Yesterday Mozilla and Comcast announced that Comcast was the latest member of Mozilla’s Trusted Recursive Resolver program, joining current partners Cloudflare and NextDNS. Comcast is the first Internet Service Provider (ISP) to become a TRR and this represents a new phase in our DoH/TRR deployment.
What does this mean?
When Mozilla first started looking at how to deploy DoH we quickly realized that it wasn’t enough to just encrypt the data; we had to ensure that Firefox used a resolver which they could trust. To do this, we created the Trusted Recursive Resolver (TRR) program which allowed us to partner with specific resolvers committed to strong policies for protecting user data. We selected Cloudflare as our first TRR (and the current default) because they shared our commitment to user privacy and security because we knew that they were able to handle as much traffic as we could send them. This allowed us to provide secure DNS resolution to as many users as possible but also meant changing people’s resolver to Cloudflare. We know that there have been some concerns about this. In particular:
- It may result in less optimal traffic routing. Some ISP resolvers cooperate with CDNs and other big services to steer traffic to local servers. This is harder (though not impossible) for Cloudflare to do because they have less knowledge of the local network. Our measurements haven’t shown this to be a problem but it’s still a possible concern.

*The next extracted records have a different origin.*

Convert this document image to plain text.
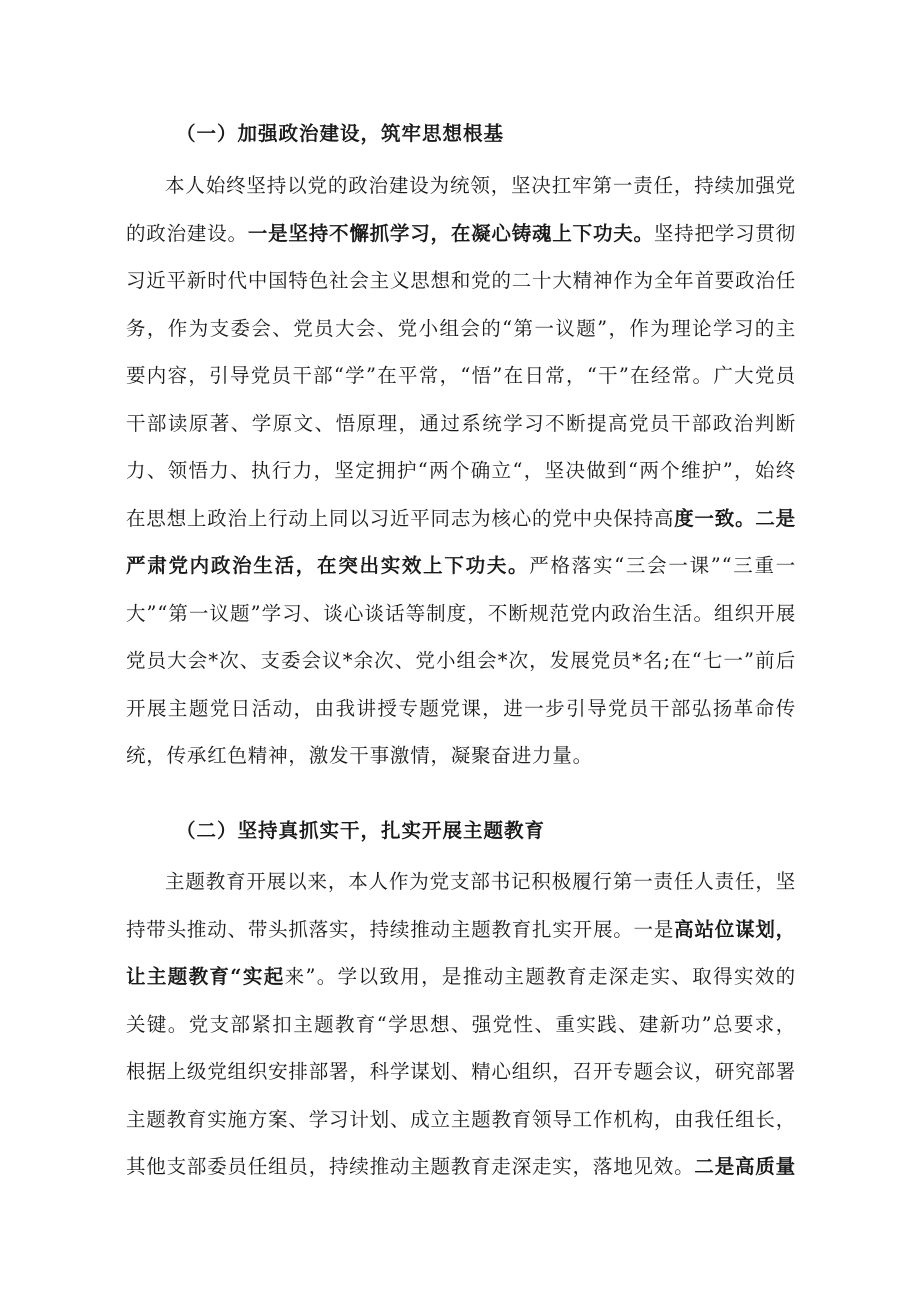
（一）加强政治建设，筑牢思想根基

本人始终坚持以党的政治建设为统领，坚决扛牢第一责任，持续加强党的政治建设。一是坚持不懈抓学习，在凝心铸魂上下功夫。坚持把学习贯彻习近平新时代中国特色社会主义思想和党的二十大精神作为全年首要政治任务，作为支委会、党员大会、党小组会的“第一议题”，作为理论学习的主要内容，引导党员干部“学”在平常，“悟”在日常，“干”在经常。广大党员干部读原著、学原文、悟原理，通过系统学习不断提高党员干部政治判断力、领悟力、执行力，坚定拥护“两个确立“，坚决做到“两个维护”，始终在思想上政治上行动上同以习近平同志为核心的党中央保持高度一致。二是严肃党内政治生活，在突出实效上下功夫。严格落实“三会一课”“三重一大”“第一议题”学习、谈心谈话等制度，不断规范党内政治生活。组织开展党员大会*次、支委会议*余次、党小组会*次，发展党员*名;在“七一”前后开展主题党日活动，由我讲授专题党课，进一步引导党员干部弘扬革命传统，传承红色精神，激发干事激情，凝聚奋进力量。

（二）坚持真抓实干，扎实开展主题教育

主题教育开展以来，本人作为党支部书记积极履行第一责任人责任，坚持带头推动、带头抓落实，持续推动主题教育扎实开展。一是高站位谋划，让主题教育“实起来”。学以致用，是推动主题教育走深走实、取得实效的关键。党支部紧扣主题教育“学思想、强党性、重实践、建新功”总要求，根据上级党组织安排部署，科学谋划、精心组织，召开专题会议，研究部署主题教育实施方案、学习计划、成立主题教育领导工作机构，由我任组长，其他支部委员任组员，持续推动主题教育走深走实，落地见效。二是高质量
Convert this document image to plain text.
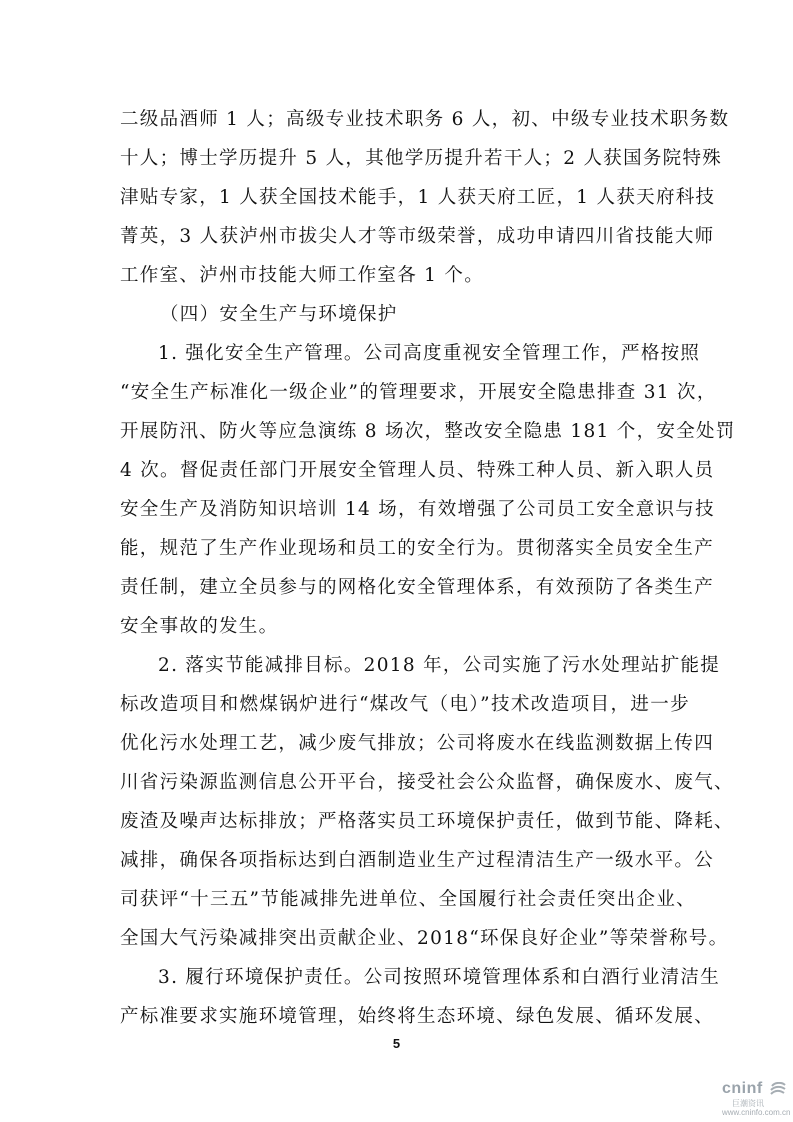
二级品酒师 1 人；高级专业技术职务 6 人，初、中级专业技术职务数
十人；博士学历提升 5 人，其他学历提升若干人；2 人获国务院特殊
津贴专家，1 人获全国技术能手，1 人获天府工匠，1 人获天府科技
菁英，3 人获泸州市拔尖人才等市级荣誉，成功申请四川省技能大师
工作室、泸州市技能大师工作室各 1 个。
（四）安全生产与环境保护
1. 强化安全生产管理。公司高度重视安全管理工作，严格按照
“安全生产标准化一级企业”的管理要求，开展安全隐患排查 31 次，
开展防汛、防火等应急演练 8 场次，整改安全隐患 181 个，安全处罚
4 次。督促责任部门开展安全管理人员、特殊工种人员、新入职人员
安全生产及消防知识培训 14 场，有效增强了公司员工安全意识与技
能，规范了生产作业现场和员工的安全行为。贯彻落实全员安全生产
责任制，建立全员参与的网格化安全管理体系，有效预防了各类生产
安全事故的发生。
2. 落实节能减排目标。2018 年，公司实施了污水处理站扩能提
标改造项目和燃煤锅炉进行“煤改气（电）”技术改造项目，进一步
优化污水处理工艺，减少废气排放；公司将废水在线监测数据上传四
川省污染源监测信息公开平台，接受社会公众监督，确保废水、废气、
废渣及噪声达标排放；严格落实员工环境保护责任，做到节能、降耗、
减排，确保各项指标达到白酒制造业生产过程清洁生产一级水平。公
司获评“十三五”节能减排先进单位、全国履行社会责任突出企业、
全国大气污染减排突出贡献企业、2018“环保良好企业”等荣誉称号。
3. 履行环境保护责任。公司按照环境管理体系和白酒行业清洁生
产标准要求实施环境管理，始终将生态环境、绿色发展、循环发展、
5
cninf
巨潮资讯
www.cninfo.com.cn
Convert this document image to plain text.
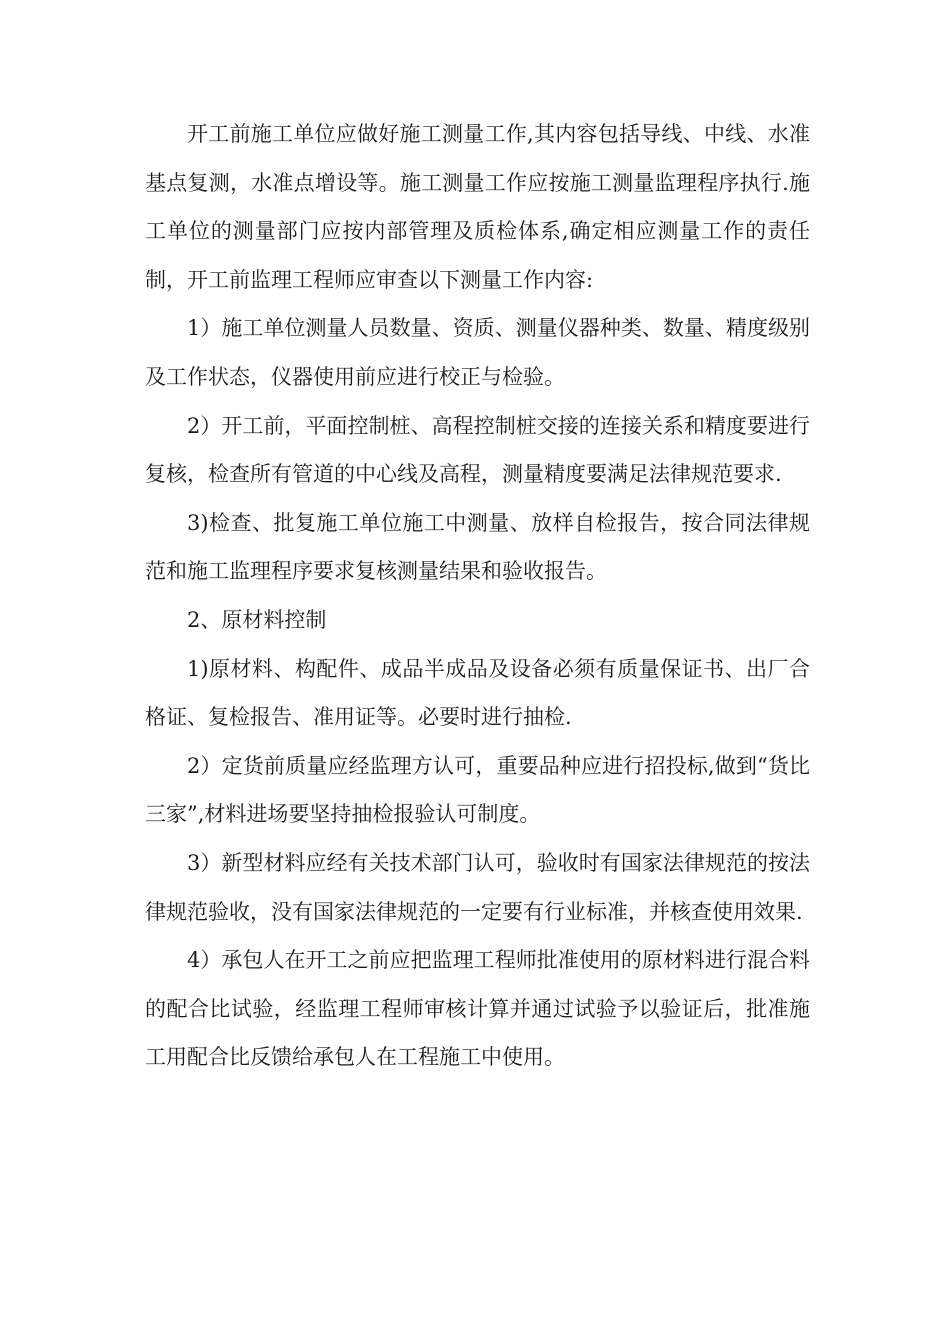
开工前施工单位应做好施工测量工作,其内容包括导线、中线、水准基点复测，水准点增设等。施工测量工作应按施工测量监理程序执行.施工单位的测量部门应按内部管理及质检体系,确定相应测量工作的责任制，开工前监理工程师应审查以下测量工作内容:

1）施工单位测量人员数量、资质、测量仪器种类、数量、精度级别及工作状态，仪器使用前应进行校正与检验。

2）开工前，平面控制桩、高程控制桩交接的连接关系和精度要进行复核，检查所有管道的中心线及高程，测量精度要满足法律规范要求.

3)检查、批复施工单位施工中测量、放样自检报告，按合同法律规范和施工监理程序要求复核测量结果和验收报告。

2、原材料控制

1)原材料、构配件、成品半成品及设备必须有质量保证书、出厂合格证、复检报告、准用证等。必要时进行抽检.

2）定货前质量应经监理方认可，重要品种应进行招投标,做到“货比三家”,材料进场要坚持抽检报验认可制度。

3）新型材料应经有关技术部门认可，验收时有国家法律规范的按法律规范验收，没有国家法律规范的一定要有行业标准，并核查使用效果.

4）承包人在开工之前应把监理工程师批准使用的原材料进行混合料的配合比试验，经监理工程师审核计算并通过试验予以验证后，批准施工用配合比反馈给承包人在工程施工中使用。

- If the ISP is providing value added services (e.g., malware blocking or parental controls) via DNS, then these stop working. Firefox tries to avoid enabling DoH in these cases because we don’t want to break services we know people have opted into, but we know those mechanisms are imperfect.
If we were able to verify that the ISP had strong privacy policies then we could use their resolver instead of a public resolver like Cloudflare. Verifying this would of course require that the ISP deploy DoH — which more and more ISPs are doing — and join our TRR program, which is exactly what Comcast has done. Over the next few months we’ll be experimenting with using Comcast’s DoH resolver when we detect that we are on a Comcast network.
How does it work?
Jason Livingood from Comcast and I have published an Internet-Draft describing how resolver selection works, but here’s the short version of what we’re going to be experimenting with. Note: this is all written in the present tense, but we haven’t rolled the experiment out just yet, so this isn’t what’s happening now. It’s also US only, because this is the only place where we have DoH on by default.
First, Comcast inserts a new DNS record on their own recursive resolver for a “special use” domain called doh.test with a value of doh-discovery.xfinity.com The meaning of this record is just “this network supports DoH and here is the name of the resolver.”
When Firefox joins a network, it uses the ordinary system resolver to look up doh.test. If there’s nothing there, then it just uses the default TRR (currently Cloudflare). However, if there is a record there, Firefox looks it up in an internal list of TRRs. If there is a match to Comcast (or a future ISP TRR) then we use that TRR instead. Otherwise, we fall back to the default.
What’s special about the “doh.test” name is that nobody owns “.test”; it’s specifically reserved for local use so it’s fine for Comcast to put its own data there. If another ISP were to want to do the same thing, they would populate doh.test with their own resolver name. This means that Firefox can do the same check on every network.
The end result is that if we’re on a network whose resolver is part of our TRR program then we use that resolver. Otherwise we use the default resolver.
What is the privacy impact?
One natural question to ask is how this impacts user privacy? We need to analyze this in two parts.
First, let’s examine the case of someone who only uses their computer on a Comcast network (if you never use a Comcast network, then this has no impact on you). Right now, we would send your DNS traffic to Cloudflare, but the mechanism above would send it to Comcast instead. As I mentioned above, both Comcast and Cloudflare have committed to strong privacy policies, and so the choice between trusted resolvers is less important than it otherwise might be. Put differently: every resolver in the TRR list is trusted, so choosing between them is not a problem.
With that said, we should also look at the technical situation (see here for more thoughts on technical versus policy controls). In the current setting, using your ISP resolver probably results in somewhat less exposure of your data to third parties because the ISP has a number of other — albeit less convenient — mechanisms for learning about your browsing history, such as the IP addresses you are going to and the TLS Server Name Indication field. However, once TLS Encrypted Client Hello starts being deployed, the Server Name Indication will be less useful and so there will be less difference between the cases.
The situation is somewhat more complicated for someone who uses both a Comcast and non-Comcast network. In that case, both Comcast and Cloudflare will see pieces of their browsing history, which isn’t totally ideal and is something we otherwise try to avoid. Our current view is that the advantages of using a trusted local resolver when available outweigh the disadvantages of using multiple trusted resolvers, but we’re still analyzing the situation and our thinking may change as we get more data.
One thing I want to emphasize here is that if you have a DoH resolver you prefer to use, you can set it yourself in Firefox Network Settings and that will override the automatic selection mechanisms.
As we said when we started working on DoH/TRR deployment two years ago, you can’t practically negotiate with your resolver, but Firefox can do it for you, so we’re really pleased to have Comcast join us as a TRR partner.